Não raro, outras leis determinam vantagens maiores para filhos do que a lei brasileira. Algumas, como por exemplo, as leis portuguesa, italiana e francesa, possuem alocações flexíveis para a legítima, aumentando-se o quinhão devido aos herdeiros necessários (aqueles estabelecidos por força de lei) de metade até três quartos do patrimônio do autor, a depender do número de filhos que o de cujus tenha deixado. A lei estrangeira, indubitavelmente, é mais benéfica aos filhos que o disposto no art. 1.789, do CC/2002: “Havendo herdeiros necessários, o testador só poderá dispor da metade da herança.”.

Art. 913 As doações, por atos intervivos ou por vontade, não podem exceder metade dos bens do testador, se ele apenas deixou um filho ao tempo de sua morte; um terço, se deixou dois filhos; um quarto se deixou de três ou número maior. (Código Civil Francês).

O Tribunal de Justiça do Estado do Rio de Janeiro até mesmo já aplicou lei estrangeira mais benéfica em seus julgados.

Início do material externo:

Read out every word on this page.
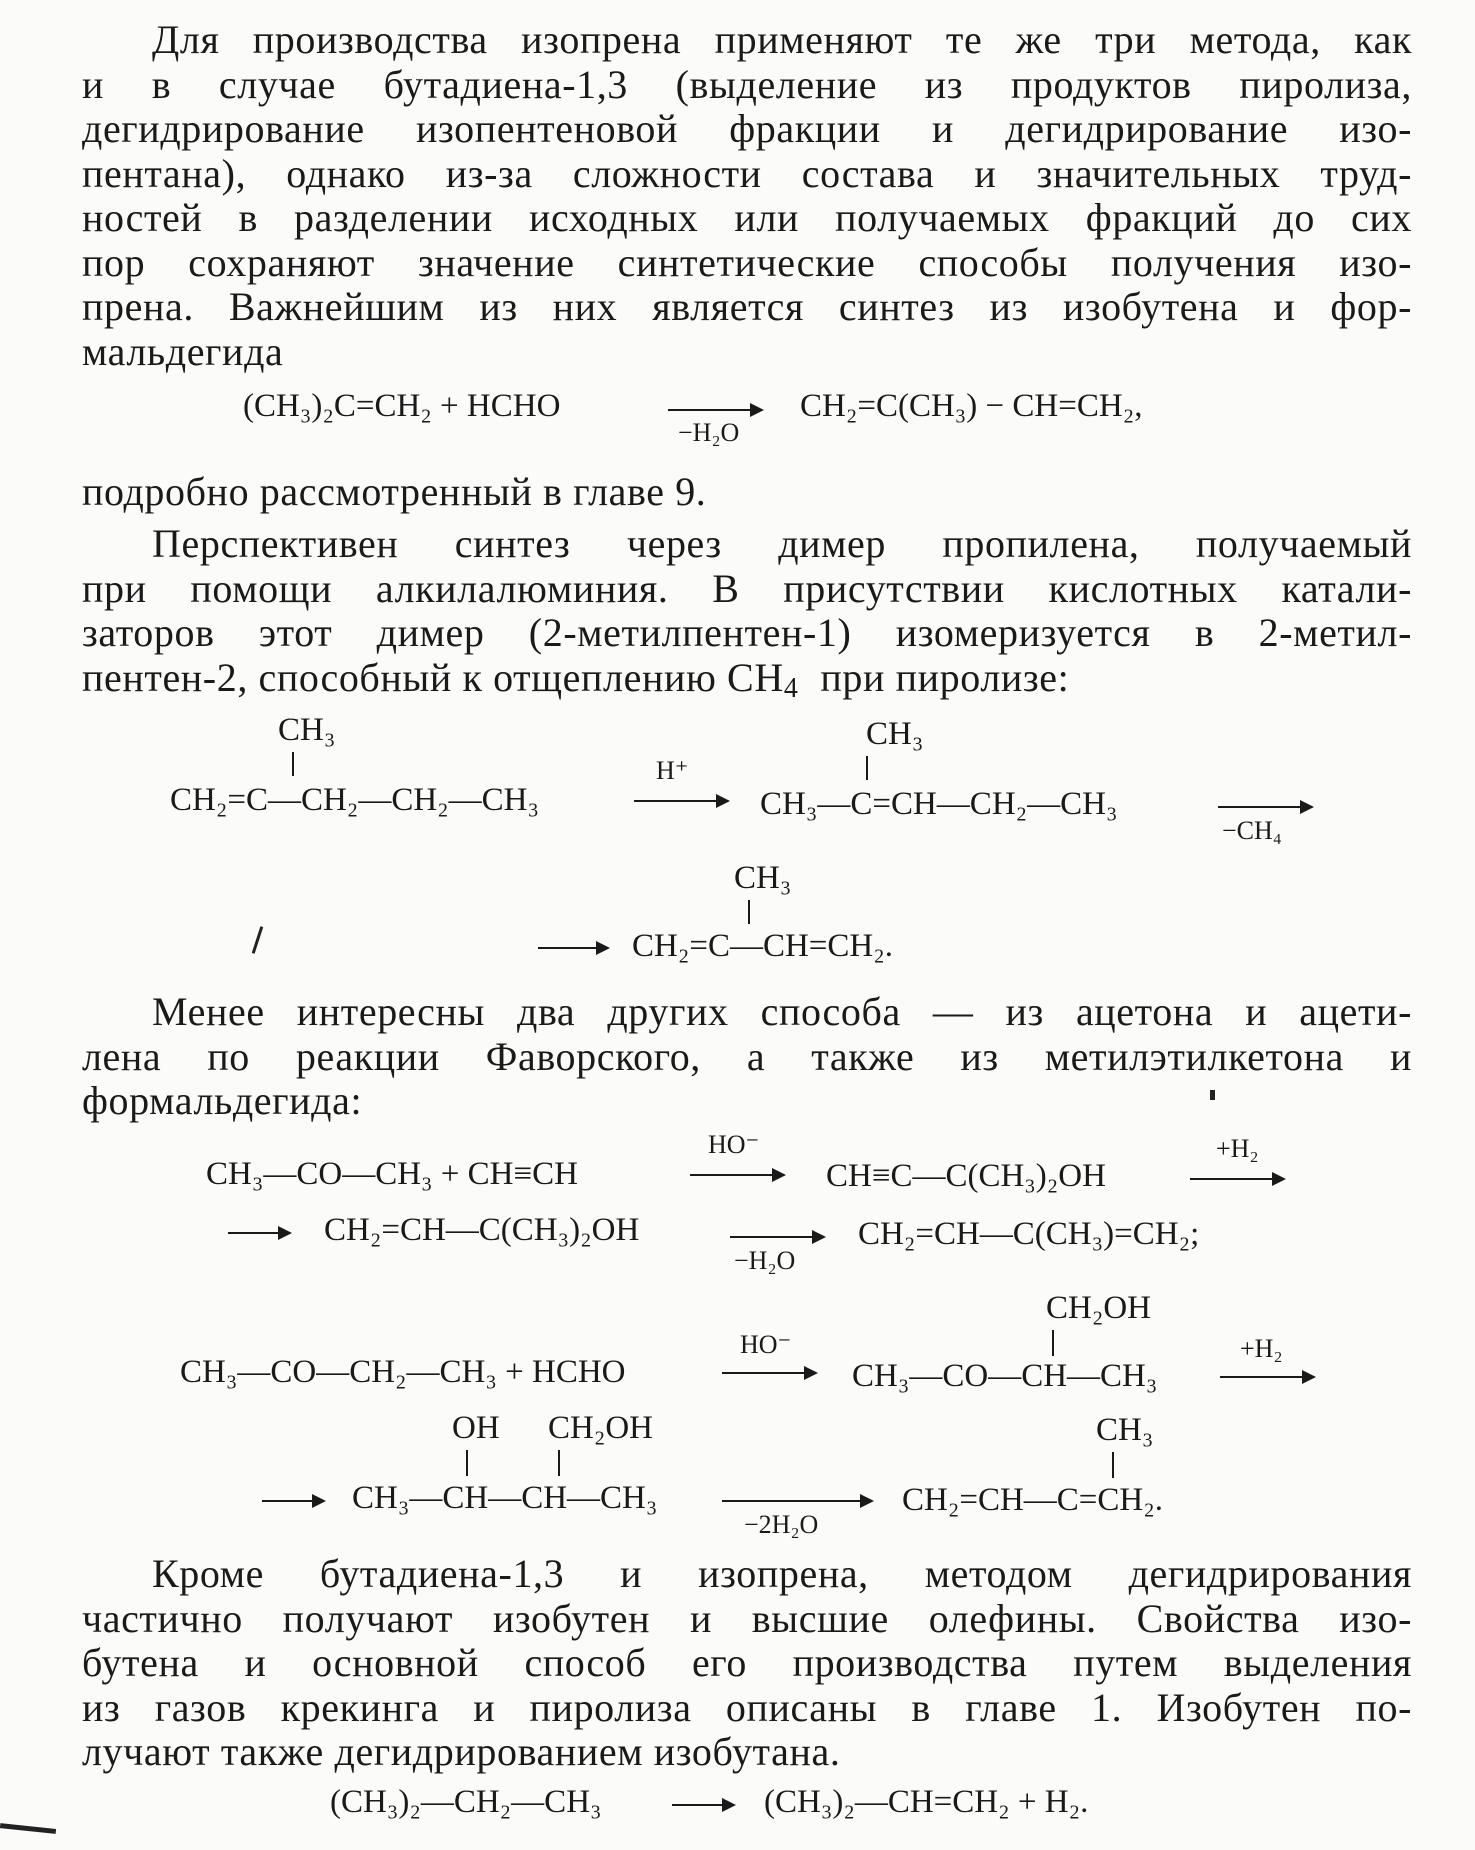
Для производства изопрена применяют те же три метода, как
и в случае бутадиена-1,3 (выделение из продуктов пиролиза,
дегидрирование изопентеновой фракции и дегидрирование изо-
пентана), однако из-за сложности состава и значительных труд-
ностей в разделении исходных или получаемых фракций до сих
пор сохраняют значение синтетические способы получения изо-
прена. Важнейшим из них является синтез из изобутена и фор-
мальдегида
(CH₃)₂C=CH₂ + HCHO
−H₂O
CH₂=C(CH₃) − CH=CH₂,
подробно рассмотренный в главе 9.
Перспективен синтез через димер пропилена, получаемый
при помощи алкилалюминия. В присутствии кислотных катали-
заторов этот димер (2-метилпентен-1) изомеризуется в 2-метил-
пентен-2, способный к отщеплению $СН_4$ при пиролизе:
CH₃
CH₂=C—CH₂—CH₂—CH₃
H⁺
CH₃
CH₃—C=CH—CH₂—CH₃
−CH₄
CH₃
CH₂=C—CH=CH₂.
Менее интересны два других способа — из ацетона и ацети-
лена по реакции Фаворского, а также из метилэтилкетона и
формальдегида:
CH₃—CO—CH₃ + CH≡CH
HO⁻
CH≡C—C(CH₃)₂OH
+H₂
CH₂=CH—C(CH₃)₂OH
−H₂O
CH₂=CH—C(CH₃)=CH₂;
CH₂OH
CH₃—CO—CH₂—CH₃ + HCHO
HO⁻
CH₃—CO—CH—CH₃
+H₂
OH CH₂OH
CH₃—CH—CH—CH₃
−2H₂O
CH₃
CH₂=CH—C=CH₂.
Кроме бутадиена-1,3 и изопрена, методом дегидрирования
частично получают изобутен и высшие олефины. Свойства изо-
бутена и основной способ его производства путем выделения
из газов крекинга и пиролиза описаны в главе 1. Изобутен по-
лучают также дегидрированием изобутана.
(CH₃)₂—CH₂—CH₃	(CH₃)₂—CH=CH₂ + H₂.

Inventário. Esboço de partilha. Falecido e ascendentes portugueses. Cônjuge meeira. Critério na divisão dos bens. Constituição Federal, art. 5º XXXI. Segundo o cânone constitucional que rege a quaestio (cf. Art. 5º,XXXI) a presença de estrangeiros em sucessão causa mortis, exige melhor estudo para o juiz solucionar os conflitos surgidos sobre a possibilidade de aplicação da lei de países distintos. O texto em comento oferece duas soluções a prevalecer aquela que for mais favorável ao cônjuge ou aos seus filhos brasileiros (RIBEIRO BASTOS, Celso inComentários à Constituição do Brasil, 2° vol, p. 152), In casu, sendo o falecido e seus pais portugueses e a cônjuge sobrevivente brasileira aplica-se o art. 2.142 do Código Civil Português, por ser este mais favorável ao cônjuge, a qual será beneficiada com 2/3 dos bens, e os pais do falecido com 1/3. (Ap, Cível 14.153/98, 3ª Câmara Cível, Relatar Des. Hudson Lourenço. Ementário n.17, de 20/09/99. Íntegra do acórdão com a autora. apud ARAÚJO, 2011, p. 503).

2.5  Quem pode herdar

Em se tratando de legitimidade para suceder, se aplicável a lei brasileira, observa-se a norma do Código Civil (2002):

Art. 1.798. Legitimam-se a suceder as pessoas nascidas ou já concebidas no momento da abertura da sucessão.

Art. 1.799. Na sucessão testamentária podem ainda ser chamados a suceder:

I - os filhos, ainda não concebidos, de pessoas indicadas pelo testador, desde que vivas estas ao abrir-se a sucessão;

II - as pessoas jurídicas;

III - as pessoas jurídicas, cuja organização for determinada pelo testador sob a forma de fundação.

Caso seja aplicável a lei estrangeira do domicílio do de cujus, deve-se observar o que dispõe tal lei quanto à legitimidade dos sucessores. Entretanto, uma vez definido pela lei do domicílio do autor da herança aqueles que têm a qualidade de herdeiro, deve-se buscar estabelecer em seguida aqueles que possuem capacidade sucessória.

Para isso não será mais aplicável a lex domicilii do de cujus, mas a lei do domicílio do próprio herdeiro:

Art. 7º A lei do país em que domiciliada a pessoa determina as regras sobre o começo e o fim da personalidade, o nome, a capacidade e os direitos de família.